Throughout the mini series, we see snippets of Laurence Olivier’s 1948 black-and-white adaptation of “Hamlet.” Although this was the first talkie of Shakespeare’s tragedy in English and was the first British film to win an Academy Award for Best Picture, it was Olivier’s second film as a director. Olivier was 41 at the time. Eileen Herlie, who played Hamlet’s mother, Gertrude, was younger than Olivier at 30. While that might make the Oedipus complex more complex in the movie, it doesn’t make the leap over Olivier’s vanity.

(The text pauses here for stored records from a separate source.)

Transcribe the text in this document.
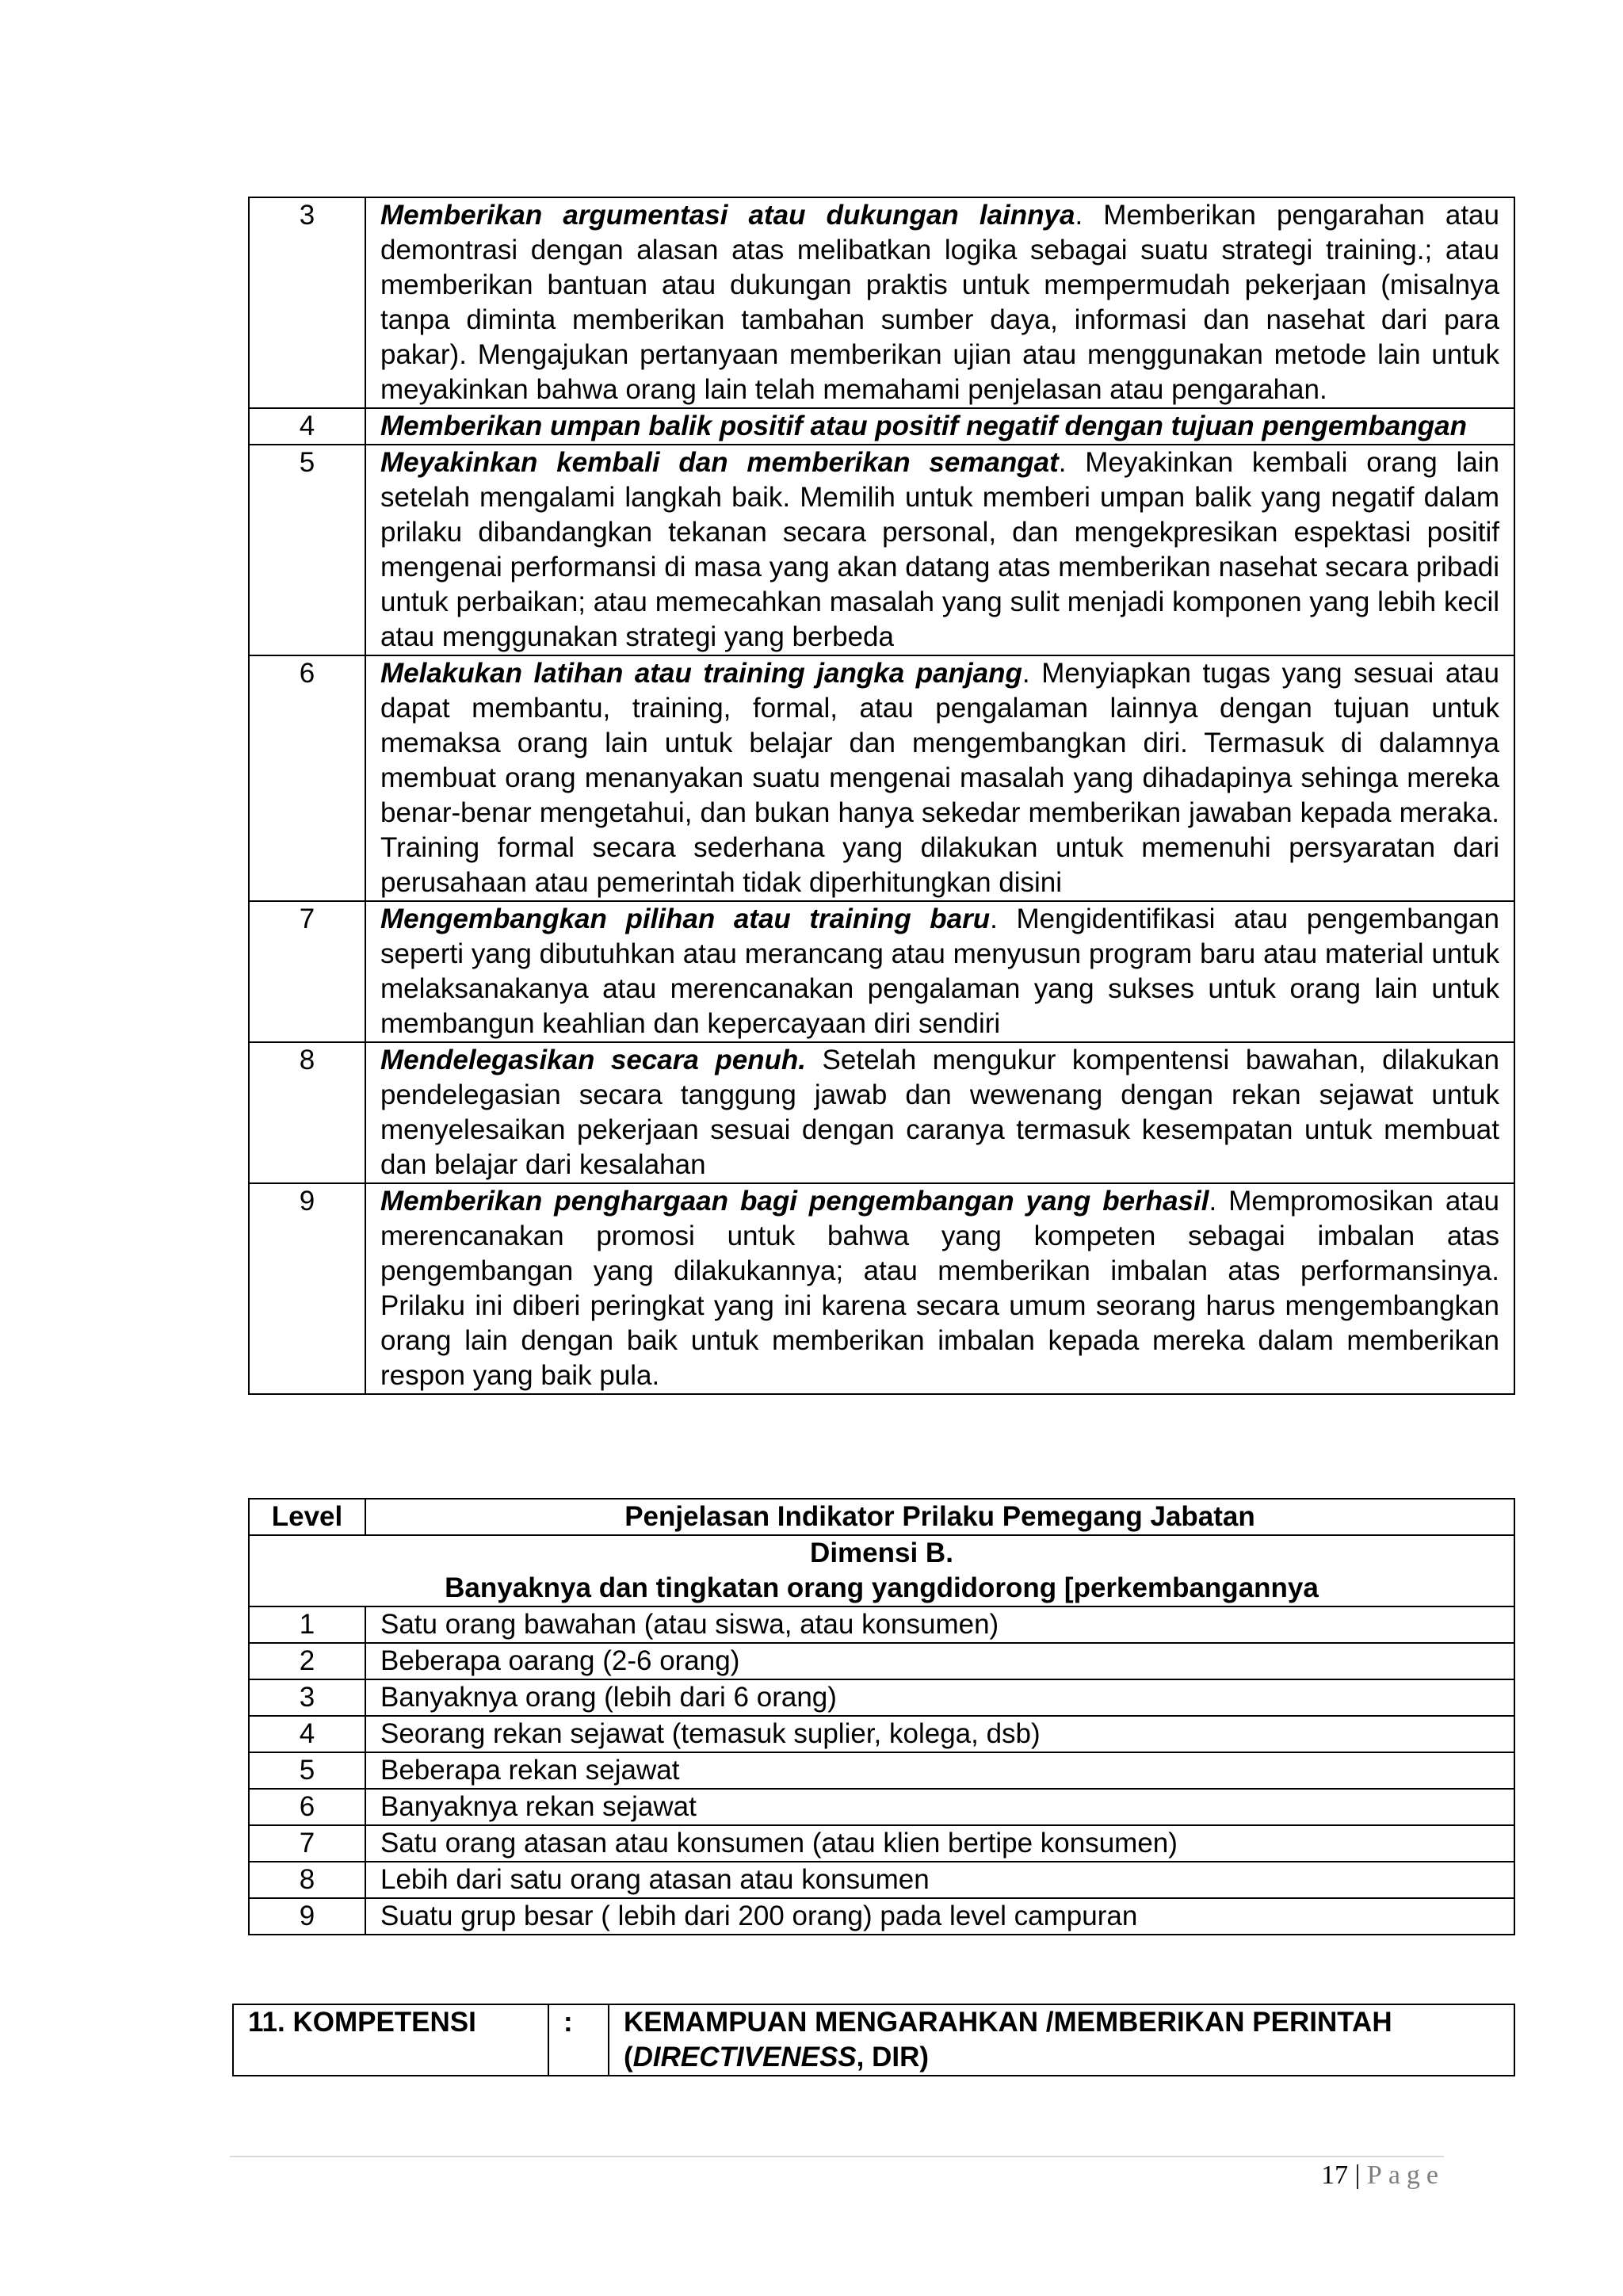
3	Memberikan argumentasi atau dukungan lainnya. Memberikan pengarahan atau demontrasi dengan alasan atas melibatkan logika sebagai suatu strategi training.; atau memberikan bantuan atau dukungan praktis untuk mempermudah pekerjaan (misalnya tanpa diminta memberikan tambahan sumber daya, informasi dan nasehat dari para pakar). Mengajukan pertanyaan memberikan ujian atau menggunakan metode lain untuk meyakinkan bahwa orang lain telah memahami penjelasan atau pengarahan.
4	Memberikan umpan balik positif atau positif negatif dengan tujuan pengembangan
5	Meyakinkan kembali dan memberikan semangat. Meyakinkan kembali orang lain setelah mengalami langkah baik. Memilih untuk memberi umpan balik yang negatif dalam prilaku dibandangkan tekanan secara personal, dan mengekpresikan espektasi positif mengenai performansi di masa yang akan datang atas memberikan nasehat secara pribadi untuk perbaikan; atau memecahkan masalah yang sulit menjadi komponen yang lebih kecil atau menggunakan strategi yang berbeda
6	Melakukan latihan atau training jangka panjang. Menyiapkan tugas yang sesuai atau dapat membantu, training, formal, atau pengalaman lainnya dengan tujuan untuk memaksa orang lain untuk belajar dan mengembangkan diri. Termasuk di dalamnya membuat orang menanyakan suatu mengenai masalah yang dihadapinya sehinga mereka benar-benar mengetahui, dan bukan hanya sekedar memberikan jawaban kepada meraka. Training formal secara sederhana yang dilakukan untuk memenuhi persyaratan dari perusahaan atau pemerintah tidak diperhitungkan disini
7	Mengembangkan pilihan atau training baru. Mengidentifikasi atau pengembangan seperti yang dibutuhkan atau merancang atau menyusun program baru atau material untuk melaksanakanya atau merencanakan pengalaman yang sukses untuk orang lain untuk membangun keahlian dan kepercayaan diri sendiri
8	Mendelegasikan secara penuh. Setelah mengukur kompentensi bawahan, dilakukan pendelegasian secara tanggung jawab dan wewenang dengan rekan sejawat untuk menyelesaikan pekerjaan sesuai dengan caranya termasuk kesempatan untuk membuat dan belajar dari kesalahan
9	Memberikan penghargaan bagi pengembangan yang berhasil. Mempromosikan atau merencanakan promosi untuk bahwa yang kompeten sebagai imbalan atas pengembangan yang dilakukannya; atau memberikan imbalan atas performansinya. Prilaku ini diberi peringkat yang ini karena secara umum seorang harus mengembangkan orang lain dengan baik untuk memberikan imbalan kepada mereka dalam memberikan respon yang baik pula.
Level	Penjelasan Indikator Prilaku Pemegang Jabatan

Dimensi B.
Banyaknya dan tingkatan orang yangdidorong [perkembangannya	

1	Satu orang bawahan (atau siswa, atau konsumen)
2	Beberapa oarang (2-6 orang)
3	Banyaknya orang (lebih dari 6 orang)
4	Seorang rekan sejawat (temasuk suplier, kolega, dsb)
5	Beberapa rekan sejawat
6	Banyaknya rekan sejawat
7	Satu orang atasan atau konsumen (atau klien bertipe konsumen)
8	Lebih dari satu orang atasan atau konsumen
9	Suatu grup besar ( lebih dari 200 orang) pada level campuran
11. KOMPETENSI	:	KEMAMPUAN MENGARAHKAN /MEMBERIKAN PERINTAH
(DIRECTIVENESS, DIR)
17 | Page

Olivier’s Hamlet was more athletic than some, but the story is basically about the paternal duty of three sons: Hamlet, Laertes and Fortinbras. Olivier completely cuts out Fortinbras as well as Rosencrantz and Guildenstern. Hamlet was the son who hesitated too long to take action. Laertes was the hot-headed son who brashly takes actions, but allows himself to be manipulated by the villain of the piece (Claudius, Hamlet’s uncle and stepfather). Fortinbras was the son who balanced the two. Like Shakespeare’s tragic hero Hamlet, Eric seems to have lost most of his life wandering in this quest, consumed by thoughts of his father. Yet his battles against the government, make him seem more like Don Quixote.
The images used in “Wormwood” are haunting. Remembering how beautiful the family home once was, a sign of financial success, and seeing the murky swimming pool now and the house no longer perkily painted remind one of the weight of unresolved issues of justice and how secrets. What dooms Eric seems to be what doomed his father, an unquiet conscience.
“Wormwood” really is a must-see for all filmmakers because of its seamless integration of re-enactments and psychological collaging effects, but also for those interested in justice and truth in government (which should be every adult). “Wormwood” is a rich, engrossing experience which is filled with bitter dread, but may be just the right medicine for driving the unwanted worms out of government.